Sandia Labs News Releases

Sandia computational researcher wins DOE Early Career Research Program award

$2.5 million grant to “pursue new directions” in neural networks

ALBUQUERQUE, N.M. — Sandia National Laboratories researcher Eric C. Cyr has received a 2018 Early Career Research Program award of $500,000 every year for five years to improve deep neural networks so they more efficiently combine experimental results with the most complex computer models.

Eric Cyr

The Department of Energy’s Office of Science has awarded Sandia National Laboratories researcher Eric Cyr an Early Career Research Program award for 2018. (Photo by Randy Montoya, courtesy of Sandia National Laboratories) Click on the thumbnail for a high-resolution image.

The national award from the Department of Energy’s Office of Science is meant to “identify and provide support to those researchers early in their careers who have the potential to develop new scientific ideas, promote them and convince their peers to pursue them as new directions.”

The title of Cyr’s proposal is “Parallel-in-Layer Methods for Extreme-Scale Machine Learning.” Machine learning in the form of deep neural networks has seen unprecedented success in the past few years, leading to innovations in self-driving cars, pattern recognition (including facial and speech recognition) and natural language processing.

A deep neural network is a model whose architecture is loosely inspired by the brain. It uses a sequence of mathematical operations collected in layers to automatically embed knowledge of previously observed data. These models can make predictions and associations not previously observed; thus, machines “learn.”

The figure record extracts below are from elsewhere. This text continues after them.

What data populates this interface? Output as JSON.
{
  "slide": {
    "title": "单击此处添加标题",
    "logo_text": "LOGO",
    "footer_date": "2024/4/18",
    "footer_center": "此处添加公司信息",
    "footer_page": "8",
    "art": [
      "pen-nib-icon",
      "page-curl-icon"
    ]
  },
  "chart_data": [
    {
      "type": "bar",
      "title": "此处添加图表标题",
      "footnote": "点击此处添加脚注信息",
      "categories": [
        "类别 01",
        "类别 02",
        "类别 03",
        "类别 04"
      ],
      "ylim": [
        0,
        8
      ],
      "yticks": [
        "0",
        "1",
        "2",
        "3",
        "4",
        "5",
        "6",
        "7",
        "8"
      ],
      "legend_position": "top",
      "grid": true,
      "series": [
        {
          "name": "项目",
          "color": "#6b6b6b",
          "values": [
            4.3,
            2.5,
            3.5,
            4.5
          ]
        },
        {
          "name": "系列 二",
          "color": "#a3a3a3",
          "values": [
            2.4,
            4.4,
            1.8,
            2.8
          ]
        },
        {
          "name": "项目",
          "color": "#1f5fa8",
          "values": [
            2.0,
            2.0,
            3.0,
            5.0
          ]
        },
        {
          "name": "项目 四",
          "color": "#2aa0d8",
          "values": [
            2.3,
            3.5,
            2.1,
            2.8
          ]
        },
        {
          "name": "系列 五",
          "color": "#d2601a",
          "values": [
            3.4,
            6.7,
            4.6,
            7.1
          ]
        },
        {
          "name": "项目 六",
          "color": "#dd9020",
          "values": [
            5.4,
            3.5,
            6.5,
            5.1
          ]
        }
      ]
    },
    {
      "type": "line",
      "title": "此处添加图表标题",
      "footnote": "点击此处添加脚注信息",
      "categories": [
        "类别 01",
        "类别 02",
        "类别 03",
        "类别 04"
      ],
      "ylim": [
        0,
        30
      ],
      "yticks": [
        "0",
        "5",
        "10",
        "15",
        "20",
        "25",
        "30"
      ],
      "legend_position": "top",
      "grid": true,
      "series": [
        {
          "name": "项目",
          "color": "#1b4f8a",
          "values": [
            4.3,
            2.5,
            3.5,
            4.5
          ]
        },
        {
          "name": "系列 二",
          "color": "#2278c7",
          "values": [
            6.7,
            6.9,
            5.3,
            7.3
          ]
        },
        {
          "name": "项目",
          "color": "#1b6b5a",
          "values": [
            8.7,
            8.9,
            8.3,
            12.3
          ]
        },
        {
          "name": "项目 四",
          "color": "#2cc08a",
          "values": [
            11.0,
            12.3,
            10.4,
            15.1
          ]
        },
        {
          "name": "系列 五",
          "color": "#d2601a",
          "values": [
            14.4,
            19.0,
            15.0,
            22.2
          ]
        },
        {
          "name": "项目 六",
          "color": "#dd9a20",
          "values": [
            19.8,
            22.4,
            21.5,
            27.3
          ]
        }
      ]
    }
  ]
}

Cyr attributes recent successes of these mainly commercial innovations to the advent of high-density computing devices and the existence of large data sets used to train the computer-generated models. For his project, he proposes to advance this technology further into the realm of more complex scientific devices. In particular, he wrote in his proposal, the goal is to develop “an algorithmic toolset for scientific machine learning that will transform how experts integrate experimental data and computer simulations through the use of deep neural networks.”

One problem has been that despite the success of deep neural networks, the cost of these approaches remains high, with training times measured in days on relatively small computer clusters. Compared to the commercial applications of deep neural networks, scientific data sets are massive, measuring in terabytes to petabytes. To Cyr, algorithmic advances are required to robustly apply machine learning technologies to these demanding data sets.

Another problem: current approaches used in commercial deep-neural-network architectures don’t generalize well to scientific data sets.

Both of these issues limit the applicability of deep neural networks as a general tool for use in scientific machine learning.

Cyr aims to reduce or eliminate these limitations.

“Supporting talented researchers early in their career is key to building and maintaining a skilled and effective scientific workforce for the nation. By investing in the next generation of scientific researchers, we are supporting lifelong discovery science to fuel the nation’s innovation system,” said Secretary of Energy Rick Perry in a DOE news release. “We are proud of the accomplishments these young scientists have already made, and look forward to following their achievements in years to come.”

Cyr was a summer 2002 intern at Sandia’s Computer Science Research Institute, before finishing his bachelor’s degree summa cum laude at Clemson University in 2003 and earning a doctorate in computer science from the University of Illinois at Urbana-Champaign in December 2008. He joined Sandia in January 2009 as a postdoctoral researcher, became a senior member of the technical staff in 2010 and a principal member of the technical staff in 2015. He is a joint author on 25 published papers.

DOE Early Career grants are available in the program areas of advanced scientific computing research, biological and environmental research, basic energy sciences, fusion energy sciences, high energy physics and nuclear physics. To be eligible for the DOE award, a researcher must be an untenured, tenure-track assistant or associate professor at a U.S. academic institution or a full-time employee at a DOE national laboratory, who received a doctorate within the past 10 years.

Thirty researchers from DOE’s national laboratories and 54 from U.S. universities were selected for the prestigious award this year.

Sandia National Laboratories is a multimission laboratory operated by National Technology and Engineering Solutions of Sandia LLC, a wholly owned subsidiary of Honeywell International Inc., for the U.S. Department of Energy’s National Nuclear Security Administration. Sandia Labs has major research and development responsibilities in nuclear deterrence, global security, defense, energy technologies and economic competitiveness, with main facilities in Albuquerque, New Mexico, and Livermore, California.